Further indictments “almost certain” in Zarrab case – Analyst
Further Turkish officials are highly likely to be indicted for involvement in the Iran sanction-breaking scheme led by Turkish-Iranian gold trader Reza Zarrab, according to an article by Washington-based researcher and former Turkish deputy Aykan Erdemir.
The case, dubbed “the biggest sanctions evasion case prosecuted in the United States that we are aware of” by Assistant U.S. Attorney Michael Lockard, exposed a scheme to move Iranian money past U.S. sanctions through HalkBank, one of Turkey’s largest state-owned banks.
HalkBank executive Mehmet Hakan Atilla was sentenced to 32 months in prison on Wednesday after a trial during which Zarrab, who had turned state’s witness, said the scheme had also involved high-ranking Turkish politicians including former economy minister Zafer Çağlayan.
“Although the sentencing of Atilla, pending appeals, has brought the United States of America v. Mehmet Hakan Atilla case to a close for now, it is almost certain that there are additional sealed indictments of other Turkish officials who took part in the sanctions-busting scheme,” wrote Erdemir for the Foundation for the Defense of Democracies think tank, at which he is a senior fellow.
The sentence was significantly lighter than that sought by prosecutors and recommended by the defence, and Zarrab, who is still awaiting sentencing, is expected to continue cooperating with U.S. authorities as the investigation continues.
As Atilla awaited his sentence in April, prosecutors responded to a question by presiding judge Richard Berman to state that Çağlayan, former EU minister Egemen Bağış, and Barış Güler, the son of former Interior Minister Muammer Güler had financially benefited from the scheme.
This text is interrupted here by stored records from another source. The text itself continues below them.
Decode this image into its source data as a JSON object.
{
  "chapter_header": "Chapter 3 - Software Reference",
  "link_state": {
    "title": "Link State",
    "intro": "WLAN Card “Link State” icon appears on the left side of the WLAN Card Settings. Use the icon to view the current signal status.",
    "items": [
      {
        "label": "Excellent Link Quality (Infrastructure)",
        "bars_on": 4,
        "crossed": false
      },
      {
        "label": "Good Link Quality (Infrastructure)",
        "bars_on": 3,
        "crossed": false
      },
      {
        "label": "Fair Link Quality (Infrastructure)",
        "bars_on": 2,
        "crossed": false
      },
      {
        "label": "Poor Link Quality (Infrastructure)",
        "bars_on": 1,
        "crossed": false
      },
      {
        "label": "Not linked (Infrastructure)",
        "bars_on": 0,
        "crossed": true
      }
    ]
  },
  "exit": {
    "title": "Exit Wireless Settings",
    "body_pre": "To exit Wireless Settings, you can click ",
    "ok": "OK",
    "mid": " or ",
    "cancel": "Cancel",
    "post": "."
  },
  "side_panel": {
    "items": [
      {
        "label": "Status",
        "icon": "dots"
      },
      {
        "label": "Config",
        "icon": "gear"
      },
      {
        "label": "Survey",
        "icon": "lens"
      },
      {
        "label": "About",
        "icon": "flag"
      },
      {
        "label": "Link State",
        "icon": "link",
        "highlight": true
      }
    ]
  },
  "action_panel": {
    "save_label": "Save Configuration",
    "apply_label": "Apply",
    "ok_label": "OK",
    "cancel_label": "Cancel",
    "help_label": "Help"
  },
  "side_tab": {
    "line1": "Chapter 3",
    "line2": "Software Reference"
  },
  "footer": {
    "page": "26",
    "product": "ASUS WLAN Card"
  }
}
Turkish authorities say that the case has been manipulated by Fethullah Gülen, a Turkish Islamist preacher resident in the United States who the Turkish government accuses of organising the failed July 2016 coup attempt.
President Recep Tayyip Erdoğan said during an interview on Monday that the outcome of the case could “completely destroy” U.S.-Turkish relations and said Atilla’s guilty verdict was “almost equivalent to declaring the Republic of Turkey a criminal.”
With economists predicting that HalkBank could be hit with fines of around $9 billion, the largest ever imposed by the U.S. treasury on a foreign bank, business intelligece firm IHS Markit warned that they could trigger a “financial systems crisis” in Turkey.
“One thing is certain at this point,” wrote Erdermir. “The biggest sanctions-evasion case in U.S. history will continue to erode relations between Washington and its NATO ally, which only last week vowed to help Tehran again resist U.S. sanctions.”